Rhabdomyosarcoma

From Academic Kids

A rhabdmyosarcoma is a form of cancer of the sarcoma subtype that shows differentiation or determination towards resembling skeletal muscle.

In general, as a result of oncogenesis, the cells comprising a cancer will have a different genotype to the constitutional genotype of the host. The genotypic changes may induce a perceptible change in the phenotype. Both of these changes may be used to classify the neoplasm. Medically useful systems of classification offer the means for diagnosis and prognosis, and may assist the physician in the choice of optimal treatment.

The cells in a particular cancer might show no overt differentiation or they might show varying degrees of differentiation that parody the appearances of some normal tissue. In a histogenetic classification, the cancer is named for the normal tissue whose phenotype is most closely mimicked. A cancer whose cells show no resemblance to any particular tissue is said to be undifferentiated. The differentiation may be perceived at the level of tissue architecture (that is, how the individual cells group together and organise themselves compared with normal tissues). An assessment of architectural relationships is the most important part of histopathology. It provides an important means to predict the biological behaviour of a neoplasm, that is, to form an opinion whether it will behave in a benign or malignant fashion. Assessment of individual cells is the main subject of cytopathology. Cytopathological assessment of cellular phenotype is best undertaken on suitably prepared whole cells that have been spread onto a glass slide. However, with some limitations, it may also be undertaken on those individual cells that form part of a neoplasm that are present in a thin section of a biopsied specimen.

Light microscopy may be used to assess the architecture of sampled tissues and the phenotype of its cells. A biopsied specimen is typically hardened and preserved in some suitable fixative. It is dehydrated and embedded in paraffin wax to allow thin sections to be taken onto glass slides. Routine assessment of these sections involves rehydration and staining with haematoxylin (which stains acidic molecules, such as nucleic acids, blue) and eosin (which stains basic molecules, such as proteins, red).

The cellular phenotype may also be assessed at the higher magnifications afforded by electron microscopy. The biopsied specimen is processed in a similar way, except that the fixatives, embedding media and stains are chosen to allow the generation of thinner sections and differential opacity to transmitted electrons rather than photons.

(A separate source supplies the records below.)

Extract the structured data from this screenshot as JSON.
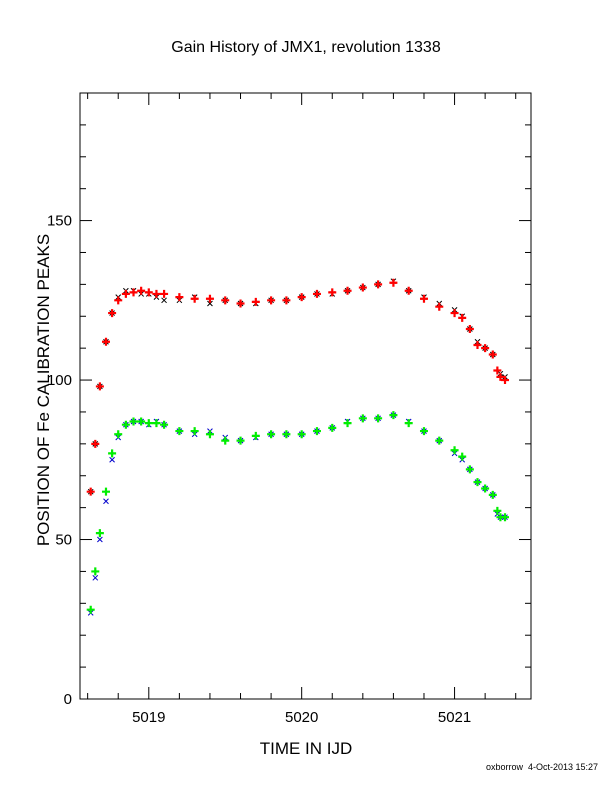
{
  "chart_data": {
    "type": "scatter",
    "title": "Gain History of JMX1, revolution 1338",
    "xlabel": "TIME IN IJD",
    "ylabel": "POSITION OF Fe CALIBRATION PEAKS",
    "xlim": [
      5018.55,
      5021.5
    ],
    "ylim": [
      0,
      190
    ],
    "x_ticks": [
      5019,
      5020,
      5021
    ],
    "x_tick_labels": [
      "5019",
      "5020",
      "5021"
    ],
    "y_ticks": [
      0,
      50,
      100,
      150
    ],
    "y_tick_labels": [
      "0",
      "50",
      "100",
      "150"
    ],
    "grid": false,
    "legend": "none",
    "series": [
      {
        "marker": "x",
        "color": "#000000",
        "points": [
          [
            5018.62,
            65
          ],
          [
            5018.65,
            80
          ],
          [
            5018.68,
            98
          ],
          [
            5018.72,
            112
          ],
          [
            5018.76,
            121
          ],
          [
            5018.8,
            126
          ],
          [
            5018.85,
            128
          ],
          [
            5018.9,
            128
          ],
          [
            5018.95,
            127
          ],
          [
            5019.0,
            127
          ],
          [
            5019.05,
            126
          ],
          [
            5019.1,
            125
          ],
          [
            5019.2,
            125
          ],
          [
            5019.3,
            126
          ],
          [
            5019.4,
            124
          ],
          [
            5019.5,
            125
          ],
          [
            5019.6,
            124
          ],
          [
            5019.7,
            124
          ],
          [
            5019.8,
            125
          ],
          [
            5019.9,
            125
          ],
          [
            5020.0,
            126
          ],
          [
            5020.1,
            127
          ],
          [
            5020.2,
            127
          ],
          [
            5020.3,
            128
          ],
          [
            5020.4,
            129
          ],
          [
            5020.5,
            130
          ],
          [
            5020.6,
            131
          ],
          [
            5020.7,
            128
          ],
          [
            5020.8,
            126
          ],
          [
            5020.9,
            124
          ],
          [
            5021.0,
            122
          ],
          [
            5021.05,
            120
          ],
          [
            5021.1,
            116
          ],
          [
            5021.15,
            112
          ],
          [
            5021.2,
            110
          ],
          [
            5021.25,
            108
          ],
          [
            5021.3,
            102
          ],
          [
            5021.33,
            101
          ]
        ]
      },
      {
        "marker": "+",
        "color": "#ff0000",
        "points": [
          [
            5018.62,
            65
          ],
          [
            5018.65,
            80
          ],
          [
            5018.68,
            98
          ],
          [
            5018.72,
            112
          ],
          [
            5018.76,
            121
          ],
          [
            5018.8,
            125
          ],
          [
            5018.85,
            127
          ],
          [
            5018.9,
            127.5
          ],
          [
            5018.95,
            128
          ],
          [
            5019.0,
            127.5
          ],
          [
            5019.05,
            127
          ],
          [
            5019.1,
            127
          ],
          [
            5019.2,
            126
          ],
          [
            5019.3,
            125.5
          ],
          [
            5019.4,
            125.5
          ],
          [
            5019.5,
            125
          ],
          [
            5019.6,
            124
          ],
          [
            5019.7,
            124.5
          ],
          [
            5019.8,
            125
          ],
          [
            5019.9,
            125
          ],
          [
            5020.0,
            126
          ],
          [
            5020.1,
            127
          ],
          [
            5020.2,
            127.5
          ],
          [
            5020.3,
            128
          ],
          [
            5020.4,
            129
          ],
          [
            5020.5,
            130
          ],
          [
            5020.6,
            130.5
          ],
          [
            5020.7,
            128
          ],
          [
            5020.8,
            125.5
          ],
          [
            5020.9,
            123
          ],
          [
            5021.0,
            121
          ],
          [
            5021.05,
            119.5
          ],
          [
            5021.1,
            116
          ],
          [
            5021.15,
            111
          ],
          [
            5021.2,
            110
          ],
          [
            5021.25,
            108
          ],
          [
            5021.28,
            103
          ],
          [
            5021.3,
            101
          ],
          [
            5021.33,
            100
          ]
        ]
      },
      {
        "marker": "x",
        "color": "#0000cc",
        "points": [
          [
            5018.62,
            27
          ],
          [
            5018.65,
            38
          ],
          [
            5018.68,
            50
          ],
          [
            5018.72,
            62
          ],
          [
            5018.76,
            75
          ],
          [
            5018.8,
            82
          ],
          [
            5018.85,
            86
          ],
          [
            5018.9,
            87
          ],
          [
            5018.95,
            87
          ],
          [
            5019.0,
            86
          ],
          [
            5019.05,
            87
          ],
          [
            5019.1,
            86
          ],
          [
            5019.2,
            84
          ],
          [
            5019.3,
            83
          ],
          [
            5019.4,
            84
          ],
          [
            5019.5,
            82
          ],
          [
            5019.6,
            81
          ],
          [
            5019.7,
            82
          ],
          [
            5019.8,
            83
          ],
          [
            5019.9,
            83
          ],
          [
            5020.0,
            83
          ],
          [
            5020.1,
            84
          ],
          [
            5020.2,
            85
          ],
          [
            5020.3,
            87
          ],
          [
            5020.4,
            88
          ],
          [
            5020.5,
            88
          ],
          [
            5020.6,
            89
          ],
          [
            5020.7,
            87
          ],
          [
            5020.8,
            84
          ],
          [
            5020.9,
            81
          ],
          [
            5021.0,
            77
          ],
          [
            5021.05,
            75
          ],
          [
            5021.1,
            72
          ],
          [
            5021.15,
            68
          ],
          [
            5021.2,
            66
          ],
          [
            5021.25,
            64
          ],
          [
            5021.28,
            58
          ],
          [
            5021.3,
            57
          ],
          [
            5021.33,
            57
          ]
        ]
      },
      {
        "marker": "+",
        "color": "#00ee00",
        "points": [
          [
            5018.62,
            28
          ],
          [
            5018.65,
            40
          ],
          [
            5018.68,
            52
          ],
          [
            5018.72,
            65
          ],
          [
            5018.76,
            77
          ],
          [
            5018.8,
            83
          ],
          [
            5018.85,
            86
          ],
          [
            5018.9,
            87
          ],
          [
            5018.95,
            87
          ],
          [
            5019.0,
            86.5
          ],
          [
            5019.05,
            86.5
          ],
          [
            5019.1,
            86
          ],
          [
            5019.2,
            84
          ],
          [
            5019.3,
            84
          ],
          [
            5019.4,
            83
          ],
          [
            5019.5,
            81
          ],
          [
            5019.6,
            81
          ],
          [
            5019.7,
            82.5
          ],
          [
            5019.8,
            83
          ],
          [
            5019.9,
            83
          ],
          [
            5020.0,
            83
          ],
          [
            5020.1,
            84
          ],
          [
            5020.2,
            85
          ],
          [
            5020.3,
            86.5
          ],
          [
            5020.4,
            88
          ],
          [
            5020.5,
            88
          ],
          [
            5020.6,
            89
          ],
          [
            5020.7,
            86.5
          ],
          [
            5020.8,
            84
          ],
          [
            5020.9,
            81
          ],
          [
            5021.0,
            78
          ],
          [
            5021.05,
            76
          ],
          [
            5021.1,
            72
          ],
          [
            5021.15,
            68
          ],
          [
            5021.2,
            66
          ],
          [
            5021.25,
            64
          ],
          [
            5021.28,
            59
          ],
          [
            5021.3,
            57
          ],
          [
            5021.33,
            57
          ]
        ]
      }
    ]
  },
  "footer": {
    "author": "oxborrow",
    "timestamp": "4-Oct-2013 15:27"
  }
}
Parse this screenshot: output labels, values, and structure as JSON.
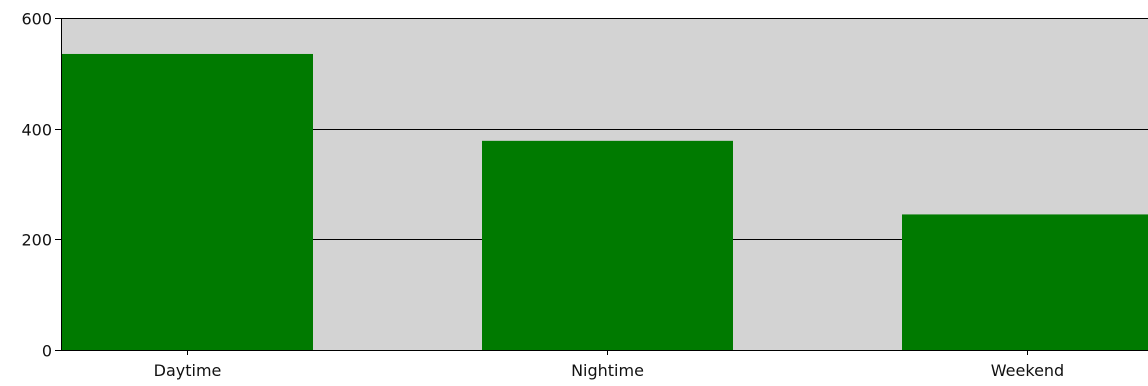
{
  "chart_data": {
    "type": "bar",
    "categories": [
      "Daytime",
      "Nightime",
      "Weekend"
    ],
    "values": [
      535,
      378,
      245
    ],
    "ylim": [
      0,
      600
    ],
    "yticks": [
      0,
      200,
      400,
      600
    ],
    "grid": true,
    "colors": {
      "bar": "#007a00",
      "plot_background": "#d3d3d3",
      "gridline": "#000000",
      "axis": "#000000",
      "text": "#111111"
    }
  }
}
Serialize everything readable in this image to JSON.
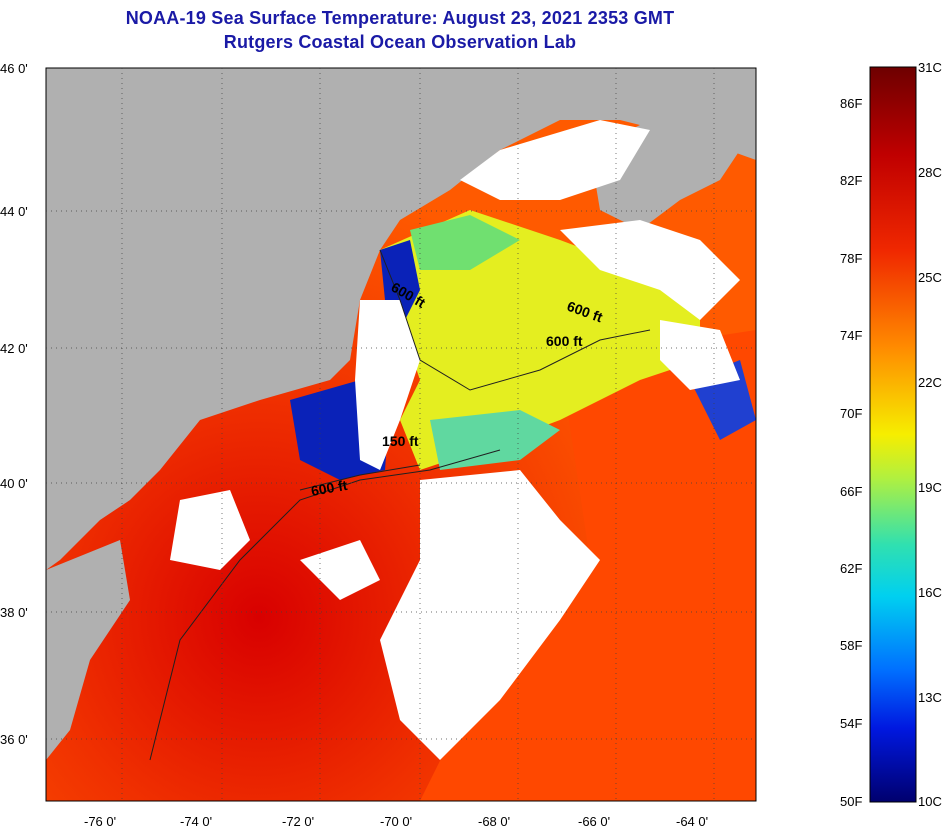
{
  "title": {
    "line1": "NOAA-19 Sea Surface Temperature:  August 23, 2021 2353 GMT",
    "line2": "Rutgers Coastal Ocean Observation Lab"
  },
  "map": {
    "lat_labels": [
      "46 0'",
      "44 0'",
      "42 0'",
      "40 0'",
      "38 0'",
      "36 0'"
    ],
    "lon_labels": [
      "-76 0'",
      "-74 0'",
      "-72 0'",
      "-70 0'",
      "-68 0'",
      "-66 0'",
      "-64 0'"
    ],
    "contour_labels": [
      "600 ft",
      "600 ft",
      "600 ft",
      "150 ft",
      "600 ft"
    ]
  },
  "colorbar": {
    "fahrenheit_labels": [
      "86F",
      "82F",
      "78F",
      "74F",
      "70F",
      "66F",
      "62F",
      "58F",
      "54F",
      "50F"
    ],
    "celsius_labels": [
      "31C",
      "28C",
      "25C",
      "22C",
      "19C",
      "16C",
      "13C",
      "10C"
    ],
    "colors": [
      "#6e0000",
      "#b40000",
      "#e82000",
      "#ff5a00",
      "#ff9a00",
      "#ffd200",
      "#f4f400",
      "#a8f040",
      "#40e0a0",
      "#00d2e6",
      "#0090ff",
      "#0040f0",
      "#0000b0",
      "#00006e"
    ]
  },
  "colors": {
    "land": "#b0b0b0",
    "cloud": "#ffffff",
    "title": "#1a1aa6",
    "warm_water": "#ff4a00",
    "cool_water": "#e8f020",
    "cold_water": "#0020b0"
  }
}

A change in the phenotype of a cell is effected by changes in the proteins within its cytoplasm. When this is visible using light microscopy, it may be possible to use this cellular phenotype to classify the cancer. In a rhabdomyosarcoma, the accumulation in a variable proportion of the malignant cells of large amounts of the particular isomers of the proteins that are responsible for the contractile properties of skeletal muscle typically result in large cells with cytoplasm that stains deeply red with eosin. In a small number of the malignant cells these proteins might be assembled in a structured way that imparts the "striated" appearance, characterised by alternating bands of dark and pale red, that is typical of normal skeletal muscle.

In poorly differentiated cells, the proteins that accumulate may not be present in sufficient quantities to produce a perceptible change in the appearance of the cell as judged by light microscopy. It is possible to probe for the presence of these proteins using other techniques such as immunohistochemistry. In the absence of a perceptible change in the cellular phenotype, this provides an opportunity to identify an "immunophenotype". Using this technique, the presence of proteins such as desmin, myoglobin, muscle specific actin, and others would provide strong evidence for the diagnosis of rhabdomyosarcoma.

Some cancers do not contain cells that are sufficiently differentiated to allow histogenetic classification by assessment of the cellular phenotype or immunophenotype. In some of these cells, it may be possible to identify other proteins whose presence indicates "determination" toward some particular tissue type. A cell that is "determined" has undergone modification of its genome so that the pathways of differentiation that remain open to it are restricted to those that are associated with the cells of some specific tissue. During the early stages of development of skeletal muscle cells, a protein called "myo D1" binds itself to genetic material in the cell nuclei. This is an indicator of determination towards skeletal muscle differentiation. Once skeletal muscle cells become innervated by nerve cells, the concentration of this protein falls dramatically. The same protein (myo D1) may be found in the nuclei of the cells in a rhabdomyosarcoma. As the malignant cells do not become innervated by nerve cells, this protein remains in a high concentration. This may be exploited as a means to identify malignant neoplasms that contain cells that show determination towards rhabdomyosarcoma, even when there is insufficient differentiation to allow phenotypic assessment to be used for the diagnosis. As this protein may also be present in the cytoplasm of cells of other neoplasms whose other characteristics show that they are not rhabdomyosarcomas, demonstration of the presence of myo D1 should be considered supportive for rhabdomyosarcoma only if the protein is present in the cell nuclei.